Summary: “Retrospective Reader for Machine Reading Comprehension”

Mintim
3 min readJun 26, 2020

Here is a short summary of the “Retrospective Reader for Machine Reading Comprehension” paper, one of the latest published papers about Machine Reading Comprehension (MRC) by Zhuosheng Zhang, Junjie Yang and Hai Zhao. In this paper they have evaluated their model with two benchmark datasets, SQuAD2.0 and NewsQA and they have achieved SOTA results over ALBERT and ELECTRA.

Machine Reading Comprehension (MRC) is a subfield of Natural Language Understanding (NLU) that aims at understanding a passage and then finding a correct answer to a question. Deciding whether a question is answerable or not, is one of the biggest challenges in this field that a verification module called verifier in MRC can help finding a solution for.

Zhang et al. (2020) presented Retro_Reader (ensemble) model which has focused on the verifier. The model’s goal is to extract an answer to a question when there is an answer available. The model returns a null string when there is no answer available to the question. The model is designed with a Pre-trained Language Model (PLM) as the encoder and a retrospective reader.

Reader overview

The above picture presents the model architecture in details. The Retrospective Reader includes two parallel modules named “Sketchy Reading Module” and “Intensive Reading Module”. The output of these two modules are combined and the final result is calculated.

First, the input sentence is tokenized and the subword tokens denoted as T = {t1, . . . , tn} are fed into the encoders. Then the encoders extract the sentence features and make sum of [the token embeddings, the positional embeddings and the segment embeddings] and outputs “The input embedding” denoted by X = {x1,…, xn}.

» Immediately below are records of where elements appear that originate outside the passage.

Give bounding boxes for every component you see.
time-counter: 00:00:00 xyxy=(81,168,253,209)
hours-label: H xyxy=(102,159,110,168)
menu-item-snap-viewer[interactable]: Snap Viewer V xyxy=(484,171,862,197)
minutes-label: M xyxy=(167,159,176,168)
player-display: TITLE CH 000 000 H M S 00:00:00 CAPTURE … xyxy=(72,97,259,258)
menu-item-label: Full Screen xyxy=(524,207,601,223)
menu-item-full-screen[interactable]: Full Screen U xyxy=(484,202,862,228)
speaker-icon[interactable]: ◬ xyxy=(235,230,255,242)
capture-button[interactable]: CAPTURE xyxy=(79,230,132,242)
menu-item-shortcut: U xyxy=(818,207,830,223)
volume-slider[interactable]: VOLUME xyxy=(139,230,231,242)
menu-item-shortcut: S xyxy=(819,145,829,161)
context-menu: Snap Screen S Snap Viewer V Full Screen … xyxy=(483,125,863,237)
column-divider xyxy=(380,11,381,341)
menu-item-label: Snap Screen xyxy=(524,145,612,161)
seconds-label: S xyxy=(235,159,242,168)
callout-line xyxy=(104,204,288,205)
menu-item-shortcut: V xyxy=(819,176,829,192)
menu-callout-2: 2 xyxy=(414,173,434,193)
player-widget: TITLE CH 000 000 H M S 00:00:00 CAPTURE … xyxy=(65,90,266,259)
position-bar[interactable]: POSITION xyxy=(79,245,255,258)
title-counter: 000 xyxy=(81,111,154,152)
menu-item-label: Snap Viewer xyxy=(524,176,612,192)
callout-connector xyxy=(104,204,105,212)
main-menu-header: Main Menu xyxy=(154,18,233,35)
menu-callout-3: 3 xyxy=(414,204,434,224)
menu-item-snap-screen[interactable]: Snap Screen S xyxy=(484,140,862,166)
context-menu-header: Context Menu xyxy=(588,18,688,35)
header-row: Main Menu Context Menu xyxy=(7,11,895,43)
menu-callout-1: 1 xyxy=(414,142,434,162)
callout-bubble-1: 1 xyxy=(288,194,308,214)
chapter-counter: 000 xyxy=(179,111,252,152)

Then input embeddings are fed into the interaction layer which is a multi-layer bidirectional Transformer to extract the contextual representation of the sentence. The model uses Gaussian Error Linear Unit (GELU) activation function and the output of the last-layer hidden states are denoted as H = {h1, . . . , hn}.

The Embedding and Interaction layers are common between both the Sketchy and the Intensive modules. The Sketchy Reading Module makes a preliminary decision to detect unanswerable questions. The reader in this module is an External Front Verifier (E-FV) which passes [CLS] (the first hidden state) to a fully connected layer to get classification logits or regression score by using Cross entropy as training objective.

On the other hand, the Intensive Reading Module performs the following:

  • Verify the answerability
  • Produce candidate answer spans
  • Give the final answer prediction

Investigating two question-aware matching mechanisms by splitting H into HQ (question) and HP (Passage):

  • Transformer-style multi-head cross attention (CA): obtaining H′ by feeding HQ and H to a revised one-layer multi-head attention layer
  • Traditional matching attention (MA):

M = SoftMax(H(WpHQ + bp ⊗ eq)T)

H′ = MHQ

All the weights and biases are learnable parameters. H′ is the weighted sum of all the hidden states and H′ denotes the final prediction.

Like the other verifier, the output from previous layer is passed to a fully connected layer to get classification logits or regression score, but this time h1′ is passed.

Then the outputs of the both modules goes to the Decoder (Rear verification (RV)) which is sum of predicted probabilities of E-FV and I-FV to make the final decision.

The result shows a well designed verification machnisim can considerably improve the performance for MRC tasks.

“I hope you find this post helpful and as I am new in this field, I appreciate all your feedback.”